Introduction to CLUPS

The Constrained Linear Unbiased Predictor is an extension of the standard BLP/BLUP formulation. The full explanation can be found in Fraser-Govil & Gration (2024), what follows is a high-level overview.

Defining a Predictor

Suppose that you have a series of observables \(\{X_t\}_{t\in T}\). A linear predictor for the random variable \(Z\) is given by the dot product of the vector of observables \(\vec{X}\) and a suitable vector \(\vec{a}\).

The act of generating a predictor is therefore equivalent to choosing a vector \(\vec{a}\) which maximises some objective function of your choosing. In the case of a predictor-sequence (or equally, predictor-series), we wish to predict a set of \(\{Z_\tau\}_{\tau \in T^\prime}\), and must therefore formulate a set of \(\{\vec{a}_\tau\}\) for each point in our prediction space such that:

\[\hat{Z}_\tau = \vec{a}_\tau^T \vec{X}\]

The obvious metric for producing the ‘best’ such optimiser is to minimise the expected variance between the real value of \(Z\), and the predictor, \(\langle (Z - \hat{Z})^2 \rangle\).
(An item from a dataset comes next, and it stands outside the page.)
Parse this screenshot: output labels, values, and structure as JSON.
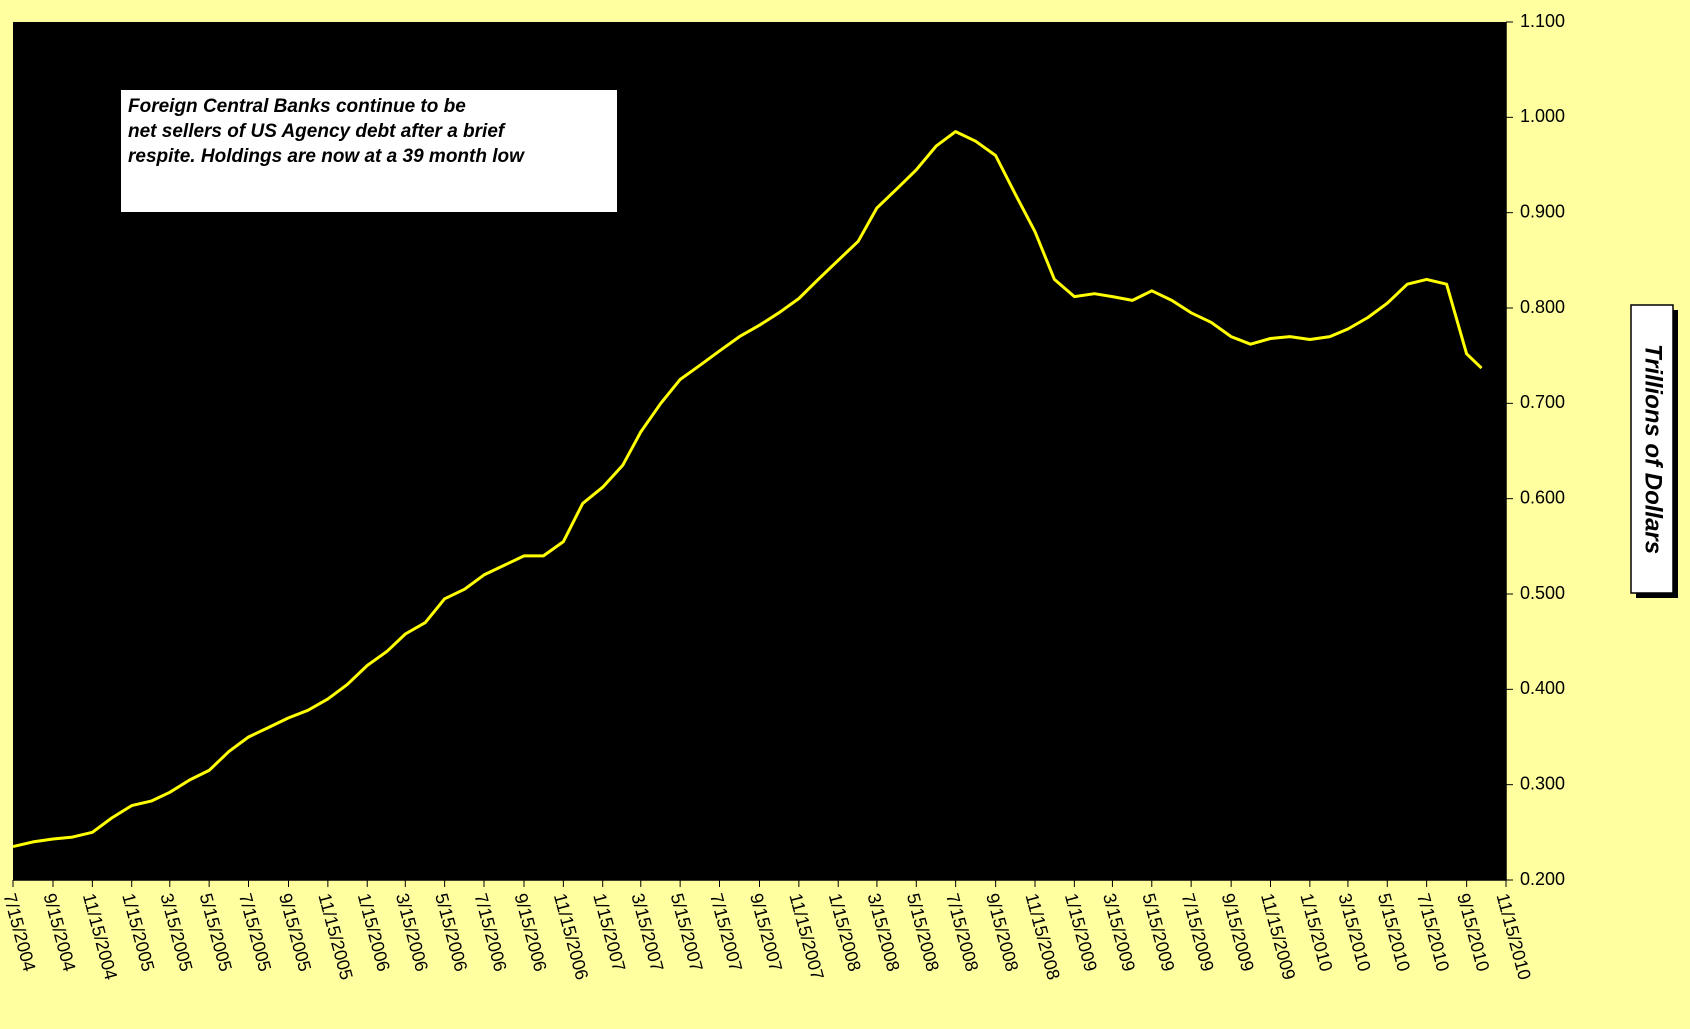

In the case of a predictor-sequence, we must simultaneously minimise the entire set of variances:

\[\mathcal{L} = \sum_{\tau \in T^\prime} \langle (Z_\tau - \hat{Z}_\tau)^2 \rangle\]

This, however, is predicated on our knowledge of the behaviour of \(Z\) – a quantity we often do not have access to (hence why it is being predicted). If, however, we are willing to make some assumptions about the behaviour of the variance kernel (or, in the case of the BLUP, the second-moment kernel), we can nevertheless construct a predictor.
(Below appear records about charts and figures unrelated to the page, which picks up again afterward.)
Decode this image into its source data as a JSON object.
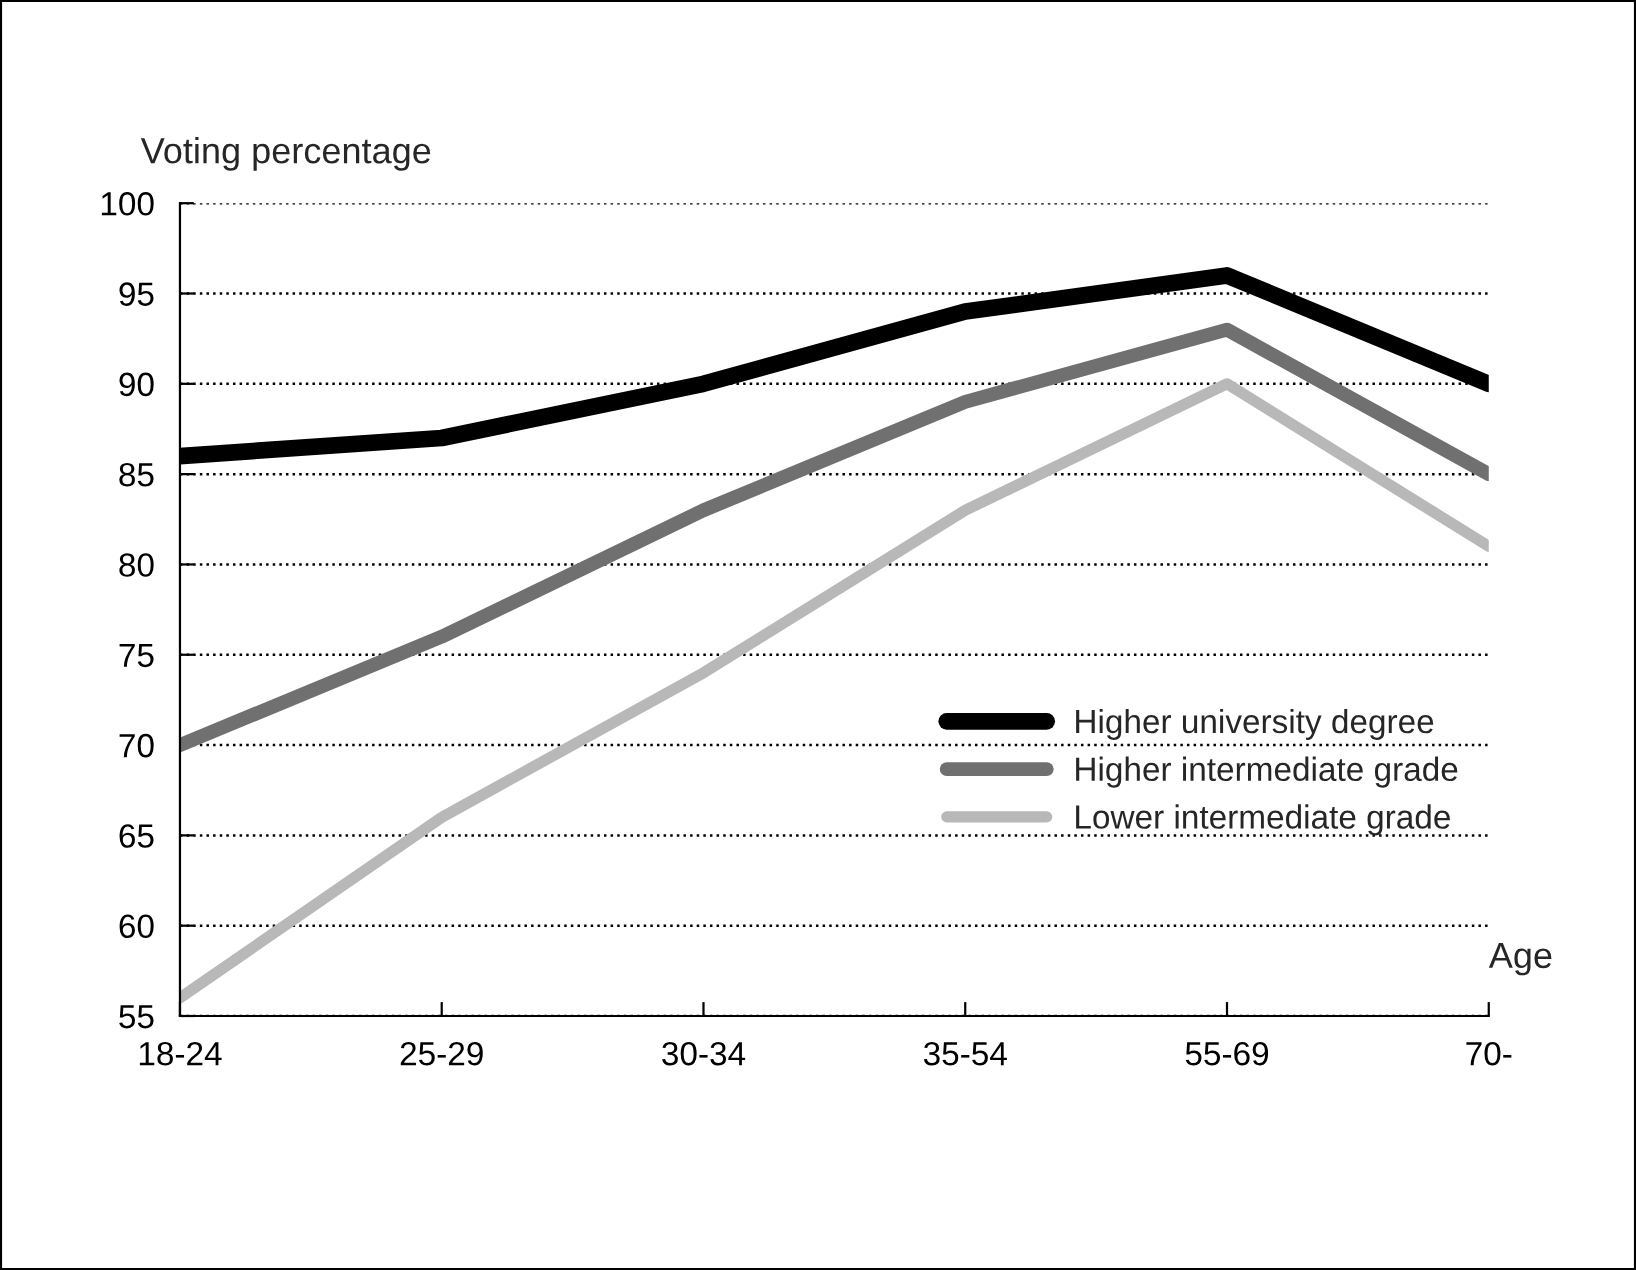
{
  "chart_data": {
    "type": "line",
    "xlabel": "Age",
    "ylabel": "Voting percentage",
    "categories": [
      "18-24",
      "25-29",
      "30-34",
      "35-54",
      "55-69",
      "70-"
    ],
    "series": [
      {
        "name": "Higher university degree",
        "color": "#000000",
        "values": [
          86,
          87,
          90,
          94,
          96,
          90
        ]
      },
      {
        "name": "Higher intermediate grade",
        "color": "#707070",
        "values": [
          70,
          76,
          83,
          89,
          93,
          85
        ]
      },
      {
        "name": "Lower intermediate grade",
        "color": "#b8b8b8",
        "values": [
          56,
          66,
          74,
          83,
          90,
          81
        ]
      }
    ],
    "ylim": [
      55,
      100
    ],
    "yticks": [
      55,
      60,
      65,
      70,
      75,
      80,
      85,
      90,
      95,
      100
    ],
    "grid": "y",
    "legend": "right",
    "line_style": "solid"
  }
}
The Best Linear Predictor (BLP) assumes that the variance \(\text{Var}(X_i,X_j) = k(t_i,t_j)\) is a known quantity, and optimises \(\vec{a}\) accordingly. The Best Linear Unbiased Predictor (BLUP) adds in the additional requirement that \(\langle Z - \hat{Z} \rangle = 0\) – requiring the additional assumption (or approximation) that the mean-value of the function can be constructed from a provided, finite-dimensional basis set of functions.

The CLUPS

The BLP and the BLUP are both commonly used in many different fields - however they are somewhat limited in that they are something of a black box: data goes in, and a prediction comes out. Aside from the choice of the kernel (and, in the case of the BLUP, the functional basis set), there is no way to impose on the predictor any restrictions that arise from domain knowledge.
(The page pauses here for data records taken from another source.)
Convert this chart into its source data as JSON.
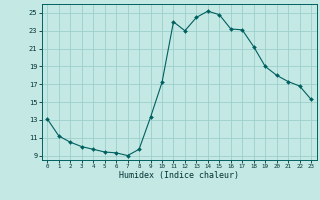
{
  "x": [
    0,
    1,
    2,
    3,
    4,
    5,
    6,
    7,
    8,
    9,
    10,
    11,
    12,
    13,
    14,
    15,
    16,
    17,
    18,
    19,
    20,
    21,
    22,
    23
  ],
  "y": [
    13.1,
    11.2,
    10.5,
    10.0,
    9.7,
    9.4,
    9.3,
    9.0,
    9.7,
    13.3,
    17.2,
    24.0,
    23.0,
    24.5,
    25.2,
    24.8,
    23.2,
    23.1,
    21.2,
    19.0,
    18.0,
    17.3,
    16.8,
    15.3
  ],
  "bg_color": "#c4e8e4",
  "grid_color": "#9dcfca",
  "line_color": "#006060",
  "marker_color": "#006060",
  "xlabel": "Humidex (Indice chaleur)",
  "ylim": [
    8.5,
    26.0
  ],
  "xlim": [
    -0.5,
    23.5
  ],
  "yticks": [
    9,
    11,
    13,
    15,
    17,
    19,
    21,
    23,
    25
  ],
  "xticks": [
    0,
    1,
    2,
    3,
    4,
    5,
    6,
    7,
    8,
    9,
    10,
    11,
    12,
    13,
    14,
    15,
    16,
    17,
    18,
    19,
    20,
    21,
    22,
    23
  ]
}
The CLUPS allows one to specify a constraint on the value of the predictors, provided that it can be expressed in the form

\[\sum_i B_{ij} \hat{Z}_{\tau_i} = c_j\]

This allows one to, for example, constraint a predictor such that 1) the first value of the predictor-sequence is equal to 0.2, and the predictor (approximately) integrates to 1, by specifying the matrix \(B\) and vector \(\vec{c}\) as:

\[\begin{split}\begin{align} B & = \begin{pmatrix} 1 & 0 & 0 & ... & 0 \\ \frac{1}{2} & 1 & 1 & ... & \frac{1}{2}\end{pmatrix} \\ \vec{c} & = \begin{pmatrix} 0.2 \\ 1 \end{pmatrix} \end{align}\end{split}\]

Inexact Constraints

One can also use the CLUPS to express inexact constraints, such as ‘greater than \(a\)’.

In this case, we specify the constraint as an exact constraint in terms of some unknown parameters, \(\vec{w}\):

\[\sum_i B_{ij} \hat{Z}_{\tau_i} = c_j(\vec{w}) = \xi_j + \psi_j(\vec{w})\]

Here the function \(\psi(\vec{w}) \geq 0\) is defined to be an invertible transform which ensures that the constraint is always met – so the nature of the transform is determined by the constraint. For example, in the case of ‘greater than \(a\), we would use:

\[\begin{split}\begin{align} \xi_j & = a \\ \psi_j(\vec{w}) = \exp(w_j) \end{align}\end{split}\]

Given this transform, we then numerically optimise the values of \(\vec{w}\). pyclups uses a slightly modified version of the ADAM optimiser of Kingma & Ba (2014).